Wenn man Catcalling in Bonn erlebt, kann man Catcalls of Bonn (@catcallsof.bonn) auf Instagram schreiben. Die Aktivist:innen machen die Belästigung sichtbar, indem sie das Erlebte ankreiden – genau an dem Ort in der Stadt, wo es geschehen ist. Auch posten sie es auf ihrem Account. Seinen Ursprung hat das Ankreiden von Catcalling auf den Straßen New Yorks. Sophie Sandberg hat mit @catcallsofnyc schon im Jahr 2016 begonnen, darauf aufmerksam zu machen. Alle Catcalling-Accounts gehören zum Dachverband Chalk Back, der insgesamt 150 Vereine in 49 Ländern umfasst.

Die Worte aus bunter Kreide sind eine kurzweilige Erinnerung daran, was besonders junge Frauen erleben müssen. Sie lassen das Gesagte nicht kommentarlos von der Stadtluft verwehen, sondern lenken den Blick darauf, was sich bei Betroffenen festsetzt. Worte bleiben, auch wenn der Regen die Kreide bald wieder abwäscht.

Gegen das Wegschauen

Der Bonner Account wurde im Sommer 2020 von Franziska gegründet. Laut ihr denken viele, „dass wir einfach nur den Männern quasi eins überziehen wollen. Und dass wir einfach sagen wollen ,Alle Männer machen das!‘ […] Das ist ja absolut genau das Gegenteil.“ Stattdessen gehe es ihnen darum, die Betroffenen zu unterstützen. Der Verein nimmt sie sich ihnen an, fängt sie auf. Sie wollen, „dass die Betroffenen verstehen: ,Das was gerade mit mir passiert oder gerade mit mir gemacht wurde ist überhaupt nicht okay.‘“, erzählt Victoria, die seit etwa einem Jahr dabei ist.
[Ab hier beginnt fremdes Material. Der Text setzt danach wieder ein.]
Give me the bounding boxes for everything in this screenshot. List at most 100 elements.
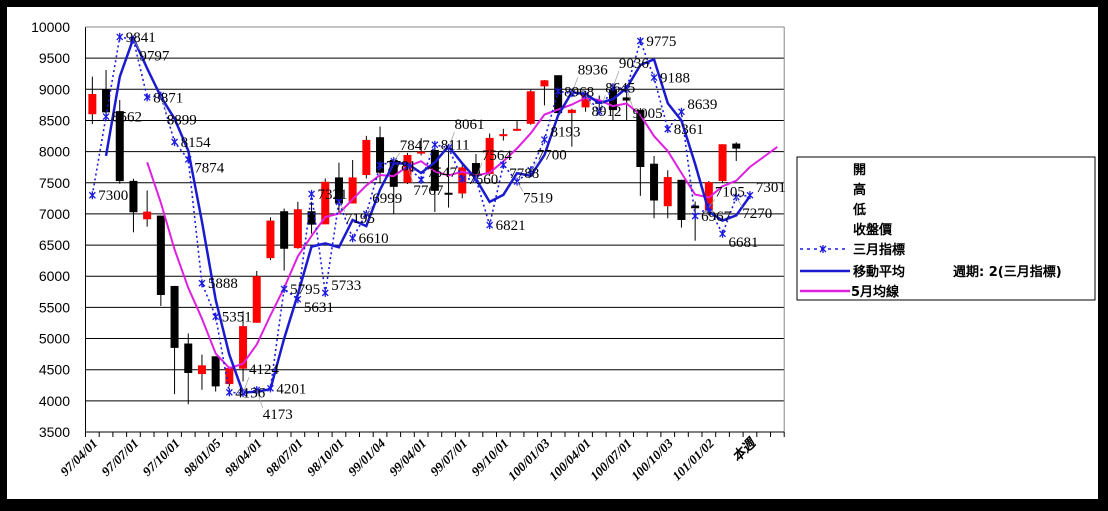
moving-average-line [104,34,751,395]
y-tick-label: 7500 [39,175,70,191]
indicator-data-label: 4201 [276,381,306,397]
y-tick-label: 10000 [31,19,70,35]
candle-up [718,144,727,182]
indicator-star-marker [88,191,96,200]
legend-star-icon [819,245,827,253]
candle-down [170,285,179,348]
candle-up [540,80,549,87]
legend-indicator: 三月指標 [853,242,905,258]
indicator-star-marker [595,107,603,116]
candle-down [444,192,453,195]
indicator-star-marker [650,73,658,82]
candle-up [581,94,590,108]
indicator-star-marker [321,288,329,297]
y-tick-label: 4000 [39,393,70,409]
legend-low: 低 [852,202,866,218]
indicator-star-marker [280,285,288,294]
indicator-star-marker [554,87,562,96]
label-leader-line [475,162,483,179]
indicator-star-marker [445,143,453,152]
legend-box [796,156,1096,301]
indicator-star-marker [116,32,124,41]
candle-down [677,179,686,220]
candle-down [732,143,741,149]
indicator-data-label: 6821 [496,218,526,234]
y-tick-label: 5500 [39,299,70,315]
indicator-data-label: 7195 [345,211,375,227]
candle-down [376,137,385,173]
label-leader-line [448,131,455,148]
y-tick-label: 3500 [39,424,70,440]
indicator-data-label: 6999 [372,191,402,207]
indicator-data-label: 6681 [729,235,759,251]
indicator-data-label: 8111 [441,138,470,154]
candle-up [485,137,494,175]
ma5-line [146,96,778,370]
candle-down [280,211,289,249]
indicator-data-label: 6610 [359,231,389,247]
candle-down [471,163,480,175]
y-tick-label: 7000 [39,206,70,222]
indicator-data-label: 8899 [167,113,197,129]
candle-up [513,128,522,131]
label-leader-line [571,77,579,94]
indicator-data-label: 6967 [701,209,732,225]
candle-up [225,368,234,385]
y-tick-label: 6000 [39,268,70,284]
indicator-data-label: 7105 [715,184,745,200]
indicator-data-label: 7874 [194,161,225,177]
candle-up [663,177,672,207]
indicator-data-label: 9841 [126,30,156,46]
indicator-star-marker [198,279,206,288]
indicator-data-label: 7781 [386,158,416,174]
indicator-star-marker [225,388,233,397]
label-leader-line [338,201,346,212]
indicator-star-marker [527,166,535,175]
candle-down [156,215,165,295]
y-tick-label: 6500 [39,237,70,253]
indicator-star-marker [376,161,384,170]
label-leader-line [516,181,524,192]
legend-close: 收盤價 [853,222,893,238]
indicator-data-label: 5631 [304,300,334,316]
candle-up [293,209,302,249]
candle-up [88,93,97,115]
indicator-star-marker [212,312,220,321]
indicator-data-label: 9775 [646,34,676,50]
indicator-star-marker [294,295,302,304]
indicator-data-label: 5733 [331,278,361,294]
indicator-data-label: 7564 [482,148,513,164]
indicator-data-label: 9797 [139,49,170,65]
indicator-data-label: 7301 [756,180,786,196]
label-leader-lines [133,39,743,409]
label-leader-line [366,205,373,215]
y-tick-label: 9000 [39,81,70,97]
candle-up [348,177,357,204]
indicator-star-marker [266,384,274,393]
y-tick-label: 9500 [39,50,70,66]
candle-down [650,163,659,201]
indicator-data-label: 8912 [592,104,622,120]
indicator-data-label: 7519 [523,191,553,207]
indicator-data-label: 9188 [660,71,690,87]
indicator-star-marker [568,89,576,98]
candle-down [334,177,343,204]
candle-up [362,139,371,176]
indicator-star-marker [513,177,521,186]
indicator-star-marker [705,203,713,212]
candle-up [704,182,713,211]
candle-up [197,365,206,375]
label-leader-line [626,88,633,108]
y-tick-label: 8500 [39,112,70,128]
legend-ma-period: 週期: 2(三月指標) [953,264,1062,280]
indicator-data-label: 8871 [153,90,183,106]
indicator-data-label: 8639 [687,97,717,113]
indicator-data-label: 7847 [400,138,431,154]
indicator-data-label: 8562 [112,110,142,126]
candle-down [115,111,124,182]
candle-down [184,343,193,373]
indicator-star-marker [308,189,316,198]
indicator-star-marker [691,211,699,220]
indicator-data-label: 7788 [509,166,539,182]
Ziel ihrer Aktionen sind auch jene, die Catcalling als Außenstehende mitbekommen. Männer, die
einander auf sexistisches Verhalten hinweisen können. Die Person, die vom Einkaufen nach Hause geht. Die Menschen, die mit Kopfhörern im Zug sitzen. Es ist wichtig, „dass die Leute, die nicht betroffen sind eine Auge für diese Situationen haben und eben dann den Betroffen auch beistehen. Und einfach eine Sensibilisierung stattfindet.”, erzählt Judith, Mitglied von Catcalls of Bonn.

Der Mensch hinter der Nachricht

Auf dem Account sind mittlerweile über 300 Beiträge. Die Aktivist:innen müssen mit der Flut an persönlichen und verletzlichen Erfahrungsberichten in ihrem Postfach umgehen. Das ist nicht einfach. „Alle bleiben irgendwie im Kopf”, erzählt Franziska. Aber „sie verschwimmen auch natürlich, weil es so, so viele sind.”

Für weiblich gelesene Personen ist verbale sexuelle Belästigung im öffentlichen Raum normal, erwartbar. Etwas, worauf sie sich eben einstellen müssen. Dann geht man einfach nicht allein nach Hause. Dann zieht man mal eine lange Hose an. Franziska erzählt, dass man sich irgendwann einfach an die Erfahrungsberichte gewöhnt – an Catcalling. Das macht es aber nie weniger schlimm. Noch immer merkt sie, „dass man bei jedem Mal, bei jeder Nachricht denkt: ,Das kann nicht wahr sein, dass das passiert ist. Das ist so abstrus, das kann einfach nicht wahr sein, das muss ausgedacht sein.‘ Und das ist natürlich nicht ausgedacht. Wir erleben es ja auch am eigenen Leib.“

Den perfekten Umgang gibt es nicht

Manche Betroffene erzählen von aufdringlichen Blicken und sexistischen Witzen, manche von sexuellen Gesten, andere von Beleidigungen. „Alle gehen nah”, findet Franziska. Aber es gibt Abstufungen. „Wenn uns eine 11-Jährige schreibt, ist das was anderes, als wenn uns eine 28- Jährige schreibt.” Sie wollen präventiv Einfluss nehmen, aufklären. Dazu gehen sie auch in Schulen. Es ist wichtig, zu unterstützen, „besonders weil das Alter der Betroffenen auch immer jünger wird“, erzählt Victoria.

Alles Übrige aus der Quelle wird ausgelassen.